Power and Performance
| Component | Estimate |
|---|---|
| 8 cameras x ~10W | ~80W |
| PoE switch overhead | ~20W |
| Jetson Orin NX | ~15-25W |
| Total | ~120-140W |
Expected Performance
| Metric | Expected range |
|---|---|
| Stable stream capacity | 8 streams |
| GPU utilization | ~65-80% |
| Local alert latency | 100-200 ms |
| Thermal load | Moderate; active cooling recommended |
Bottlenecks and Failure Modes
Primary risk: model complexity.

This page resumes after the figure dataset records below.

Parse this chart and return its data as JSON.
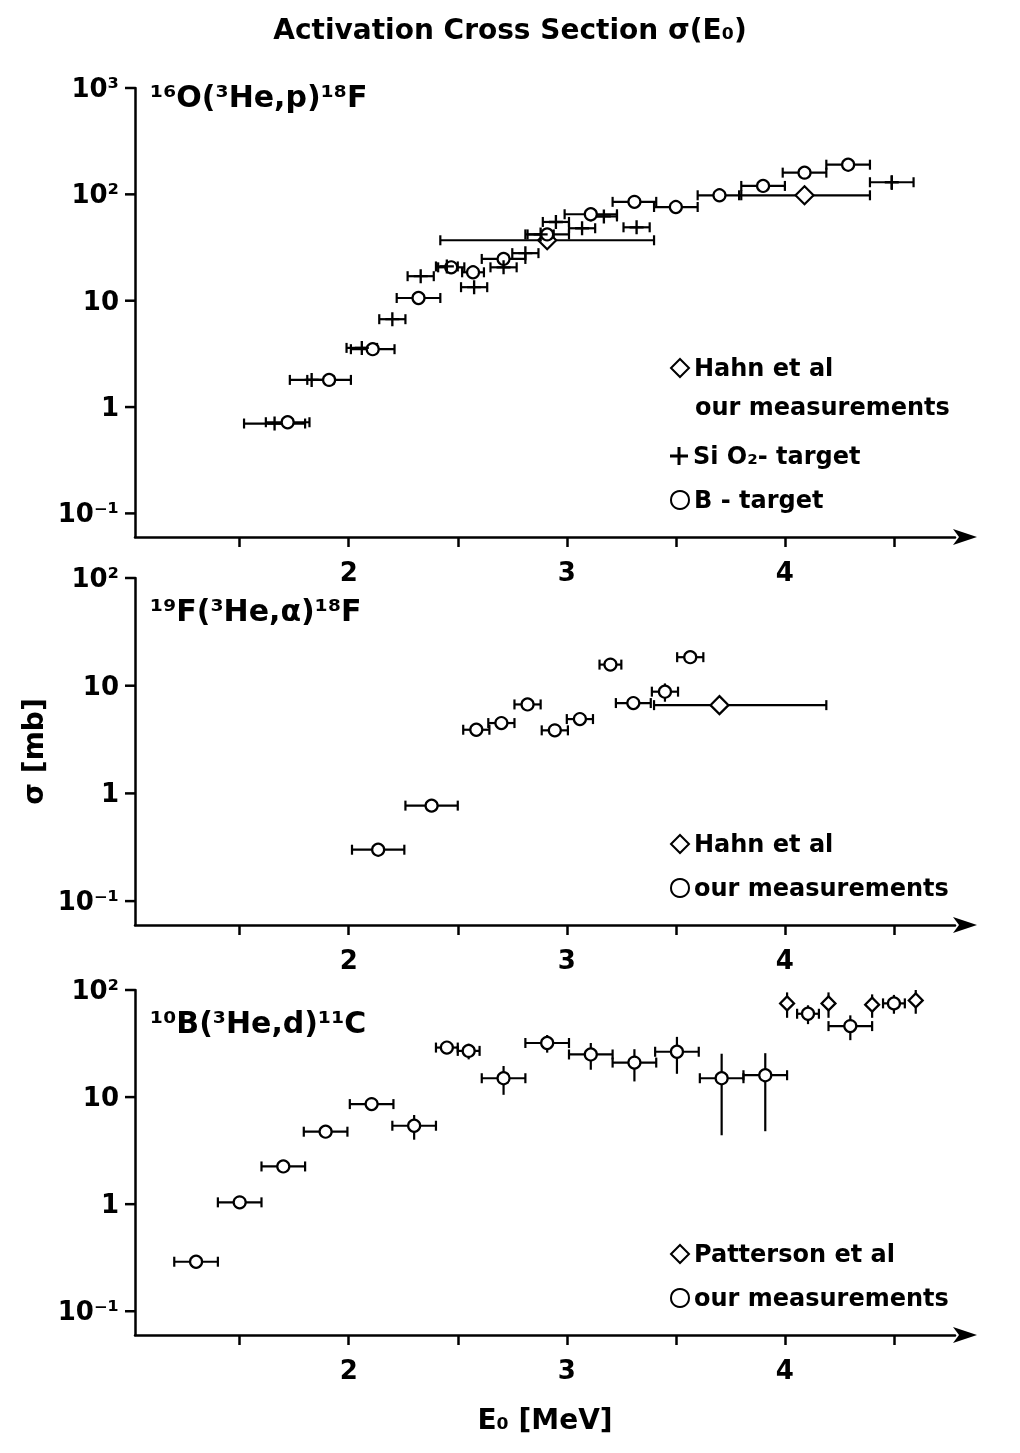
{
  "chart_data": [
    {
      "type": "scatter",
      "title": "Activation Cross Section σ(E₀)",
      "subtitle": "¹⁶O(³He,p)¹⁸F",
      "log": "y",
      "xlim": [
        1.02,
        4.78
      ],
      "ylim": [
        0.06,
        1000
      ],
      "xticks": [
        {
          "value": 1.5,
          "label": null
        },
        2,
        {
          "value": 2.5,
          "label": null
        },
        3,
        {
          "value": 3.5,
          "label": null
        },
        4,
        {
          "value": 4.5,
          "label": null
        }
      ],
      "yticks": [
        {
          "value": 0.1,
          "label": "10⁻¹"
        },
        {
          "value": 1,
          "label": "1"
        },
        {
          "value": 10,
          "label": "10"
        },
        {
          "value": 100,
          "label": "10²"
        },
        {
          "value": 1000,
          "label": "10³"
        }
      ],
      "grid": false,
      "legend": "bottom right",
      "annotations": [
        "our measurements"
      ],
      "series": [
        {
          "name": "Hahn et al",
          "color": "#000000",
          "marker": "diamond",
          "x": [
            2.91,
            4.09
          ],
          "values": [
            37,
            98
          ],
          "xerrors": [
            0.49,
            0.3
          ]
        },
        {
          "name": "Si O₂- target",
          "color": "#000000",
          "marker": "cross",
          "x": [
            1.66,
            1.83,
            2.06,
            2.2,
            2.33,
            2.45,
            2.575,
            2.71,
            2.81,
            2.88,
            2.95,
            3.07,
            3.17,
            3.32,
            4.49
          ],
          "values": [
            0.7,
            1.8,
            3.6,
            6.7,
            17,
            21,
            13.4,
            20.6,
            28,
            42,
            55,
            48,
            62,
            49,
            130
          ],
          "xerrors": [
            0.14,
            0.1,
            0.07,
            0.06,
            0.06,
            0.05,
            0.06,
            0.06,
            0.06,
            0.06,
            0.06,
            0.06,
            0.06,
            0.06,
            0.1
          ],
          "errors": [
            null,
            null,
            null,
            null,
            null,
            null,
            null,
            null,
            null,
            null,
            null,
            null,
            null,
            null,
            20
          ]
        },
        {
          "name": "B - target",
          "color": "#000000",
          "marker": "circle",
          "x": [
            1.72,
            1.91,
            2.11,
            2.32,
            2.47,
            2.57,
            2.71,
            2.91,
            3.11,
            3.31,
            3.5,
            3.7,
            3.9,
            4.09,
            4.29
          ],
          "values": [
            0.72,
            1.8,
            3.5,
            10.6,
            20.6,
            18.5,
            24.7,
            42,
            65,
            85,
            76,
            98,
            120,
            160,
            190
          ],
          "xerrors": [
            0.1,
            0.1,
            0.1,
            0.1,
            0.06,
            0.05,
            0.1,
            0.1,
            0.12,
            0.1,
            0.1,
            0.1,
            0.1,
            0.1,
            0.1
          ]
        }
      ]
    },
    {
      "type": "scatter",
      "subtitle": "¹⁹F(³He,α)¹⁸F",
      "ylabel": "σ [mb]",
      "log": "y",
      "xlim": [
        1.02,
        4.78
      ],
      "ylim": [
        0.06,
        100
      ],
      "xticks": [
        {
          "value": 1.5,
          "label": null
        },
        2,
        {
          "value": 2.5,
          "label": null
        },
        3,
        {
          "value": 3.5,
          "label": null
        },
        4,
        {
          "value": 4.5,
          "label": null
        }
      ],
      "yticks": [
        {
          "value": 0.1,
          "label": "10⁻¹"
        },
        {
          "value": 1,
          "label": "1"
        },
        {
          "value": 10,
          "label": "10"
        },
        {
          "value": 100,
          "label": "10²"
        }
      ],
      "grid": false,
      "legend": "bottom right",
      "series": [
        {
          "name": "Hahn et al",
          "color": "#000000",
          "marker": "diamond",
          "x": [
            3.7
          ],
          "values": [
            6.6
          ],
          "xerrors": [
            [
              3.4,
              4.19
            ]
          ]
        },
        {
          "name": "our measurements",
          "color": "#000000",
          "marker": "circle",
          "x": [
            2.135,
            2.38,
            2.585,
            2.7,
            2.82,
            2.945,
            3.06,
            3.2,
            3.305,
            3.45,
            3.566
          ],
          "values": [
            0.3,
            0.77,
            3.9,
            4.5,
            6.7,
            3.85,
            4.9,
            15.7,
            6.9,
            8.8,
            18.4
          ],
          "xerrors": [
            0.12,
            0.12,
            0.06,
            0.06,
            0.06,
            0.06,
            0.06,
            0.05,
            0.08,
            0.06,
            0.06
          ],
          "errors": [
            null,
            null,
            null,
            null,
            null,
            null,
            null,
            null,
            null,
            1.7,
            null
          ]
        }
      ]
    },
    {
      "type": "scatter",
      "subtitle": "¹⁰B(³He,d)¹¹C",
      "xlabel": "E₀ [MeV]",
      "log": "y",
      "xlim": [
        1.02,
        4.78
      ],
      "ylim": [
        0.06,
        100
      ],
      "xticks": [
        {
          "value": 1.5,
          "label": null
        },
        2,
        {
          "value": 2.5,
          "label": null
        },
        3,
        {
          "value": 3.5,
          "label": null
        },
        4,
        {
          "value": 4.5,
          "label": null
        }
      ],
      "yticks": [
        {
          "value": 0.1,
          "label": "10⁻¹"
        },
        {
          "value": 1,
          "label": "1"
        },
        {
          "value": 10,
          "label": "10"
        },
        {
          "value": 100,
          "label": "10²"
        }
      ],
      "grid": false,
      "legend": "bottom right",
      "series": [
        {
          "name": "Patterson et al",
          "color": "#000000",
          "marker": "diamond",
          "x": [
            4.01,
            4.2,
            4.4,
            4.6
          ],
          "values": [
            75,
            75,
            73,
            80
          ],
          "errors": [
            20,
            20,
            18,
            20
          ]
        },
        {
          "name": "our measurements",
          "color": "#000000",
          "marker": "circle",
          "x": [
            1.3,
            1.5,
            1.7,
            1.894,
            2.105,
            2.3,
            2.45,
            2.55,
            2.71,
            2.91,
            3.11,
            3.31,
            3.505,
            3.71,
            3.91,
            4.106,
            4.3,
            4.5
          ],
          "values": [
            0.29,
            1.04,
            2.25,
            4.75,
            8.6,
            5.4,
            29,
            27,
            15,
            32,
            25,
            21,
            26.5,
            15,
            16,
            60,
            46,
            75
          ],
          "xerrors": [
            0.1,
            0.1,
            0.1,
            0.1,
            0.1,
            0.1,
            0.05,
            0.05,
            0.1,
            0.1,
            0.1,
            0.1,
            0.1,
            0.1,
            0.1,
            0.05,
            0.1,
            0.05
          ],
          "errors": [
            null,
            null,
            null,
            null,
            null,
            1.4,
            null,
            4.5,
            4.5,
            6,
            7,
            7,
            10,
            [
              4.4,
              25.4
            ],
            [
              4.8,
              25.7
            ],
            12,
            12,
            15
          ]
        }
      ]
    }
  ]
}
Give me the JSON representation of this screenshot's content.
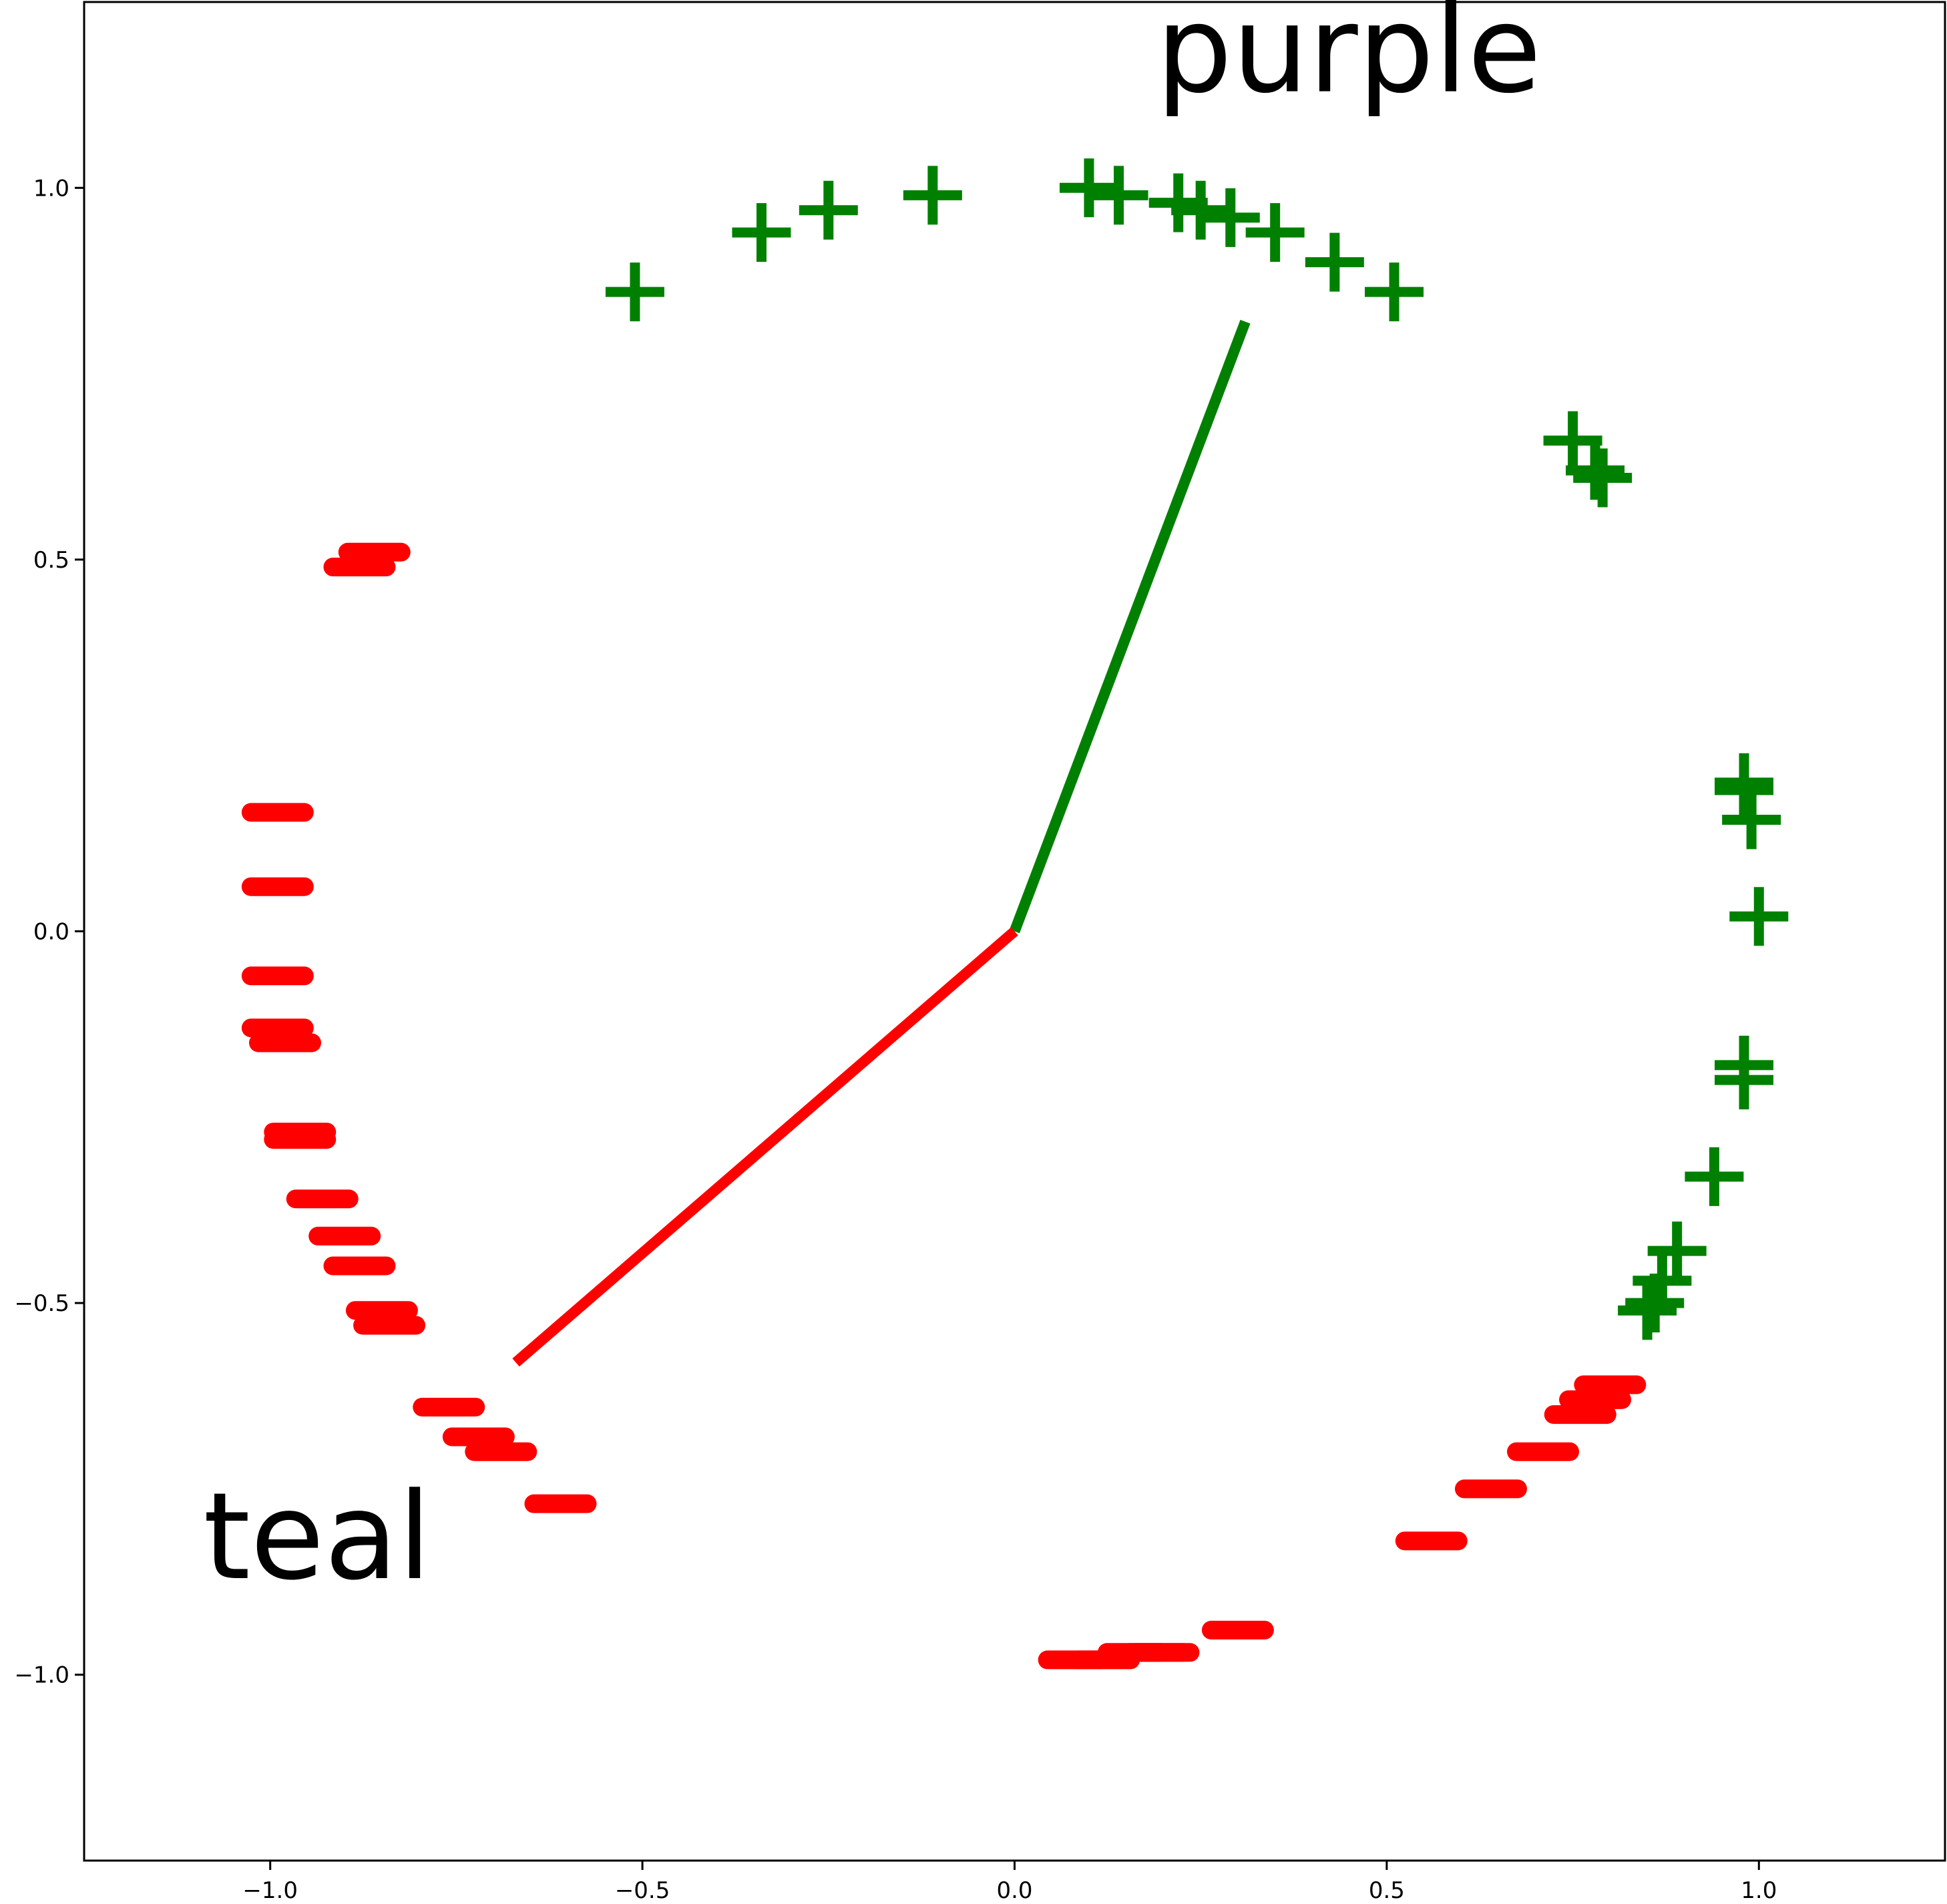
{
  "chart_data": {
    "type": "scatter",
    "title": "",
    "xlabel": "",
    "ylabel": "",
    "xlim": [
      -1.25,
      1.25
    ],
    "ylim": [
      -1.25,
      1.25
    ],
    "xticks": [
      -1.0,
      -0.5,
      0.0,
      0.5,
      1.0
    ],
    "xtick_labels": [
      "−1.0",
      "−0.5",
      "0.0",
      "0.5",
      "1.0"
    ],
    "yticks": [
      -1.0,
      -0.5,
      0.0,
      0.5,
      1.0
    ],
    "ytick_labels": [
      "−1.0",
      "−0.5",
      "0.0",
      "0.5",
      "1.0"
    ],
    "grid": false,
    "legend": "none",
    "series": [
      {
        "marker": "plus",
        "color": "#008000",
        "points": [
          [
            -0.51,
            0.86
          ],
          [
            -0.34,
            0.94
          ],
          [
            -0.25,
            0.97
          ],
          [
            -0.11,
            0.99
          ],
          [
            0.1,
            1.0
          ],
          [
            0.14,
            0.99
          ],
          [
            0.22,
            0.98
          ],
          [
            0.25,
            0.97
          ],
          [
            0.29,
            0.96
          ],
          [
            0.35,
            0.94
          ],
          [
            0.43,
            0.9
          ],
          [
            0.51,
            0.86
          ],
          [
            0.75,
            0.66
          ],
          [
            0.78,
            0.62
          ],
          [
            0.79,
            0.61
          ],
          [
            0.98,
            0.2
          ],
          [
            0.98,
            0.19
          ],
          [
            0.99,
            0.15
          ],
          [
            1.0,
            0.02
          ],
          [
            0.98,
            -0.18
          ],
          [
            0.98,
            -0.2
          ],
          [
            0.94,
            -0.33
          ],
          [
            0.89,
            -0.43
          ],
          [
            0.87,
            -0.47
          ],
          [
            0.86,
            -0.5
          ],
          [
            0.85,
            -0.51
          ]
        ]
      },
      {
        "marker": "hline",
        "color": "#ff0000",
        "points": [
          [
            -0.86,
            0.51
          ],
          [
            -0.88,
            0.49
          ],
          [
            -0.99,
            0.16
          ],
          [
            -0.99,
            0.06
          ],
          [
            -0.99,
            -0.06
          ],
          [
            -0.99,
            -0.13
          ],
          [
            -0.98,
            -0.15
          ],
          [
            -0.96,
            -0.27
          ],
          [
            -0.96,
            -0.28
          ],
          [
            -0.93,
            -0.36
          ],
          [
            -0.9,
            -0.41
          ],
          [
            -0.88,
            -0.45
          ],
          [
            -0.85,
            -0.51
          ],
          [
            -0.84,
            -0.53
          ],
          [
            -0.76,
            -0.64
          ],
          [
            -0.72,
            -0.68
          ],
          [
            -0.69,
            -0.7
          ],
          [
            -0.61,
            -0.77
          ],
          [
            0.08,
            -0.98
          ],
          [
            0.12,
            -0.98
          ],
          [
            0.16,
            -0.97
          ],
          [
            0.19,
            -0.97
          ],
          [
            0.2,
            -0.97
          ],
          [
            0.3,
            -0.94
          ],
          [
            0.56,
            -0.82
          ],
          [
            0.64,
            -0.75
          ],
          [
            0.71,
            -0.7
          ],
          [
            0.76,
            -0.65
          ],
          [
            0.78,
            -0.63
          ],
          [
            0.8,
            -0.61
          ]
        ]
      },
      {
        "marker": "line",
        "color": "#008000",
        "points": [
          [
            0.0,
            0.0
          ],
          [
            0.31,
            0.82
          ]
        ]
      },
      {
        "marker": "line",
        "color": "#ff0000",
        "points": [
          [
            0.0,
            0.0
          ],
          [
            -0.67,
            -0.58
          ]
        ]
      }
    ],
    "annotations": [
      {
        "text": "purple",
        "x": 0.19,
        "y": 1.13
      },
      {
        "text": "teal",
        "x": -1.09,
        "y": -0.87
      }
    ]
  }
}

Moving from a small detection model to a heavier model can reduce stable camera capacity before bandwidth becomes the problem.
| Failure mode | What causes it | Symptom | Mitigation |
|---|---|---|---|
| Decode saturation | More streams or higher resolution | Dropped frames | Lower FPS, use H.265, upgrade to AGX |
| Inference saturation | Larger model, tracking, re-ID | Latency spikes | Use smaller model, batching, ROI inference |
| Storage pressure | Continuous video retention | Write stalls, dropped clips | High-endurance NVMe, reduce retention |
| Thermal throttling | Closed enclosure, high sustained load | FPS reduction over time | Active cooling, thermal headroom, ventilation |
Scaling Decisions
- 4-6 cameras: consider Orin Nano Super for lower cost.
- 8 cameras: Orin NX 16GB is the default recommendation.
- 12 cameras: Orin NX can be tight; validate with target model and codec.
- 16 cameras: move to AGX Orin or split across nodes.
- Re-identification / multi-model pipelines: prefer AGX Orin class capacity.
Validate This Architecture With EdgeAIStack
- System Designer — platform recommendation, headroom, and alternatives.
- Network Bandwidth — camera ingress and uplink sizing.
- Storage Endurance — NVMe capacity and write-life estimation.
- Power Budget — PoE and compute power envelope checks.
FAQ
How many cameras can Jetson Orin NX handle?
For retail video analytics, Orin NX is typically a strong fit for roughly 6-10 1080p streams depending on frame rate, model size, tracking, and thermal conditions.
Is AGX Orin required for an 8-camera retail deployment?
Usually no. AGX Orin becomes more attractive beyond 10 cameras, with larger models, or with heavier multi-model pipelines.
Should retail video analytics run in the cloud?
For most stores, inference should run locally. Send metadata, alerts, and selected clips upstream instead of continuous full video.